Donovan’s argument is that state employees were “acting in good faith” and are therefore immune from prosecution for negligence or corruption in allowing the fraud to occur, under rules of “sovereign immunity.” Sovereign immunity is defined as “a legal doctrine by which the sovereign or state cannot commit a legal wrong and is immune from civil suit or criminal prosecution.”
According to a recent article by Vermont Digger, the potential crimes committed by state actors include “falsely claim[ing] the projects were audited by the state, actively promot[ing] the projects to new potential investors after state officials were made aware that investor monies had been misused, and engag[ing] in a cover-up.” Moreover, the “investors say the state ‘directly sold’ the Jay Peak projects to investors by promising faster green card approvals, quarterly reports and an assurance of compliance.
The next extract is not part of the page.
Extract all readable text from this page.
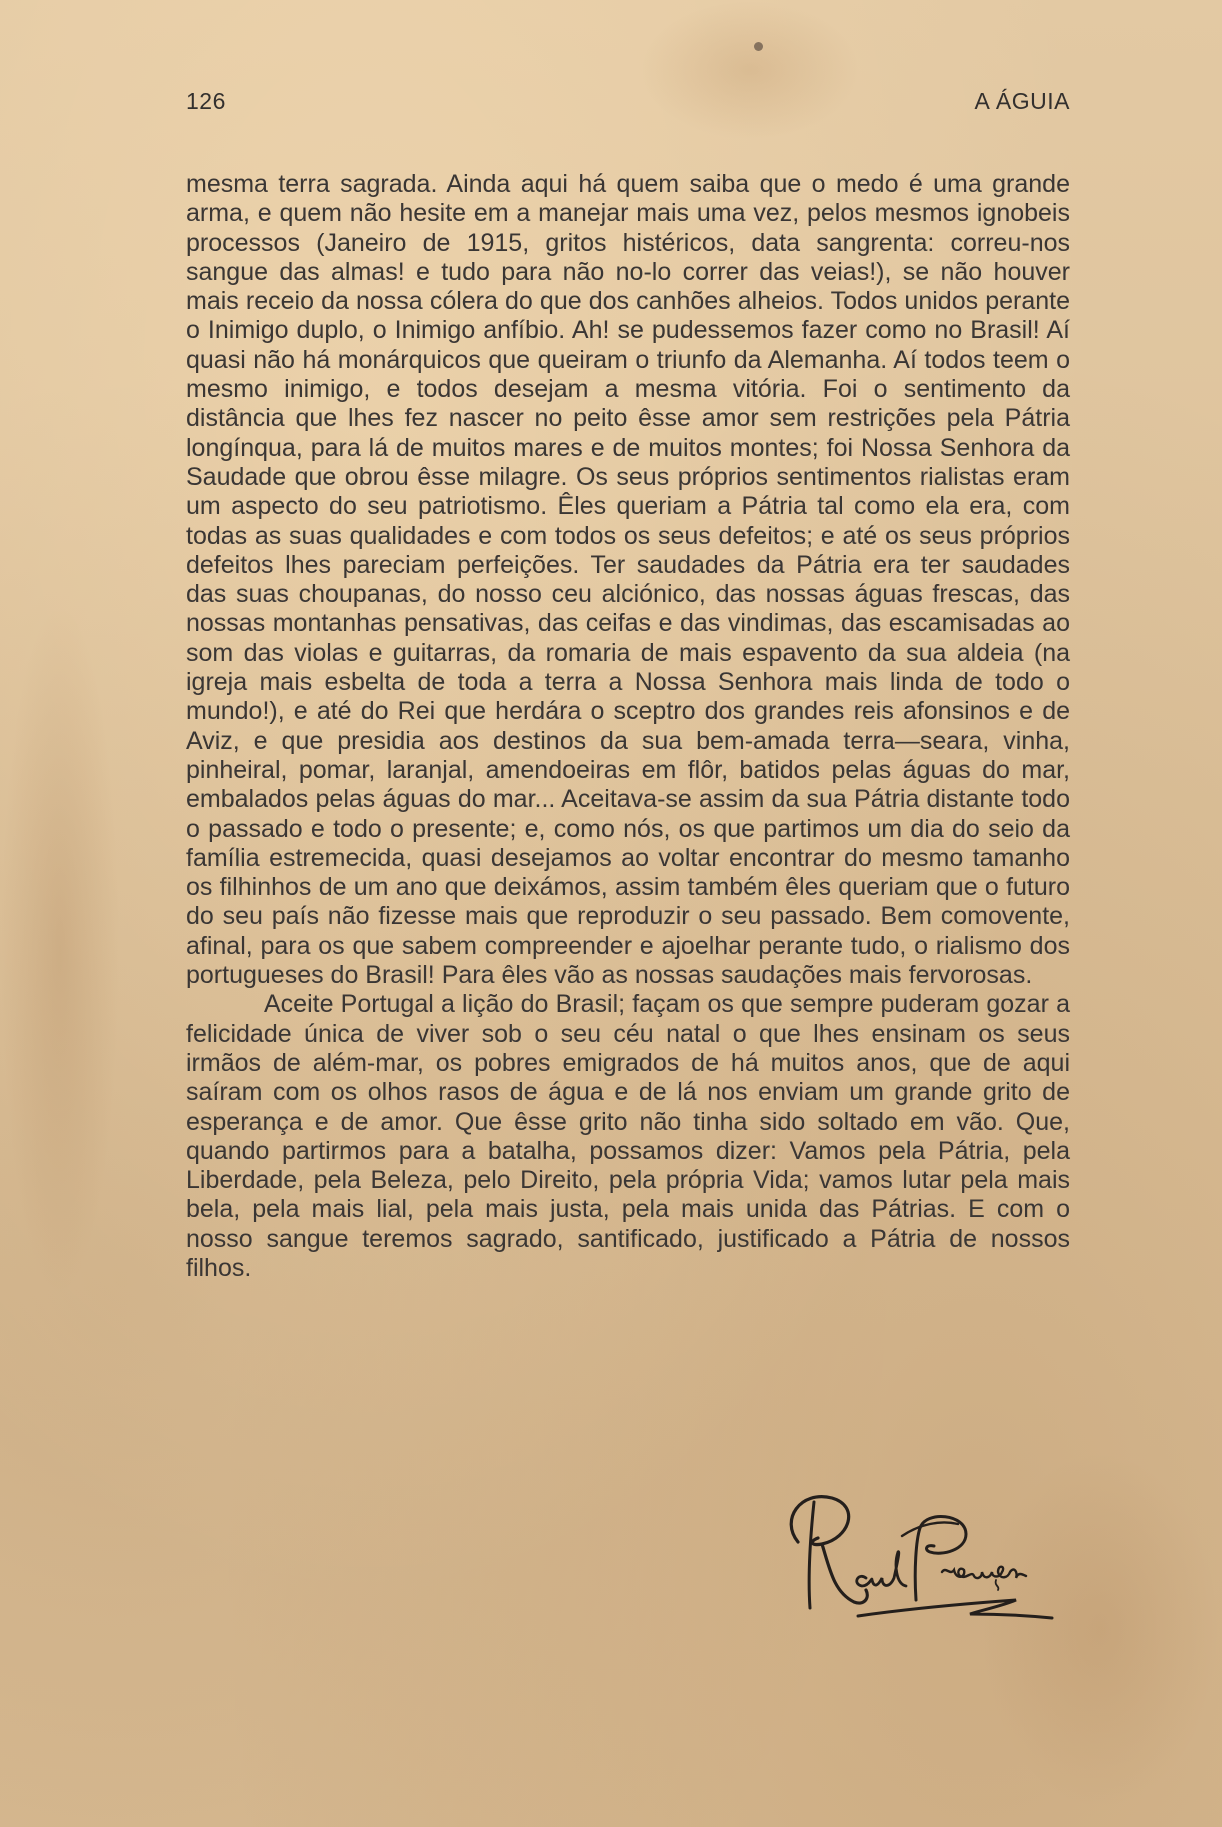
126	A ÁGUIA

mesma terra sagrada. Ainda aqui há quem saiba que o medo é uma grande arma, e quem não hesite em a manejar mais uma vez, pelos mesmos ignobeis processos (Janeiro de 1915, gritos histéricos, data sangrenta: correu-nos sangue das almas! e tudo para não no-lo correr das veias!), se não houver mais receio da nossa cólera do que dos canhões alheios. Todos unidos perante o Inimigo duplo, o Inimigo anfíbio. Ah! se pudessemos fazer como no Brasil! Aí quasi não há monárquicos que queiram o triunfo da Alemanha. Aí todos teem o mesmo inimigo, e todos desejam a mesma vitória. Foi o sentimento da distância que lhes fez nascer no peito êsse amor sem restrições pela Pátria longínqua, para lá de muitos mares e de muitos montes; foi Nossa Senhora da Saudade que obrou êsse milagre. Os seus próprios sentimentos rialistas eram um aspecto do seu patriotismo. Êles queriam a Pátria tal como ela era, com todas as suas qualidades e com todos os seus defeitos; e até os seus próprios defeitos lhes pareciam perfeições. Ter saudades da Pátria era ter saudades das suas choupanas, do nosso ceu alciónico, das nossas águas frescas, das nossas montanhas pensativas, das ceifas e das vindimas, das escamisadas ao som das violas e guitarras, da romaria de mais espavento da sua aldeia (na igreja mais esbelta de toda a terra a Nossa Senhora mais linda de todo o mundo!), e até do Rei que herdára o sceptro dos grandes reis afonsinos e de Aviz, e que presidia aos destinos da sua bem-amada terra—seara, vinha, pinheiral, pomar, laranjal, amendoeiras em flôr, batidos pelas águas do mar, embalados pelas águas do mar... Aceitava-se assim da sua Pátria distante todo o passado e todo o presente; e, como nós, os que partimos um dia do seio da família estremecida, quasi desejamos ao voltar encontrar do mesmo tamanho os filhinhos de um ano que deixámos, assim também êles queriam que o futuro do seu país não fizesse mais que reproduzir o seu passado. Bem comovente, afinal, para os que sabem compreender e ajoelhar perante tudo, o rialismo dos portugueses do Brasil! Para êles vão as nossas saudações mais fervorosas.

Aceite Portugal a lição do Brasil; façam os que sempre puderam gozar a felicidade única de viver sob o seu céu natal o que lhes ensinam os seus irmãos de além-mar, os pobres emigrados de há muitos anos, que de aqui saíram com os olhos rasos de água e de lá nos enviam um grande grito de esperança e de amor. Que êsse grito não tinha sido soltado em vão. Que, quando partirmos para a batalha, possamos dizer: Vamos pela Pátria, pela Liberdade, pela Beleza, pelo Direito, pela própria Vida; vamos lutar pela mais bela, pela mais lial, pela mais justa, pela mais unida das Pátrias. E com o nosso sangue teremos sagrado, santificado, justificado a Pátria de nossos filhos.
Legal agreements between the state and the developers that were given to investors included guarantees that state officials would be responsible for oversight, management and compliance.” Also, they “cite an example of the state’s alleged complicity in a new affidavit from an EB-5 expert who claims that the state knew in 2012 about kickbacks to Jay Peak immigration attorneys.”
“Meh,” says Donovan. “Sovereign immunity!” No one will be held accountable. No information will be released. Move along.
Now, this is exactly why we should not want government to be in charge of, well, anything — especially things that are important, complicated, and involve lots of money. Think health care.
We so often hear that government needs to get involved with this or that because otherwise there would be no accountability to the people. But the opposite is true. If crimes are committed by actors in the private sector, they are investigated, prosecuted, and, if found guilty, punished. They are held accountable, and it is possible for the victims of negligence and fraud to exact some sort of restitution or justice. This is a powerful incentive for private sector entities to truly be responsible act to genuinely in good faith. Those that don’t are weeded out.
Not so when government is in charge.
We may never find out if the state was corrupt or incompetent in regard to the EB-5 scandal. We may never know what officials made mistakes or committed crimes. Victims may never get justice. And that’s how the system is set up to work. Is that how we want our health care system to work, too?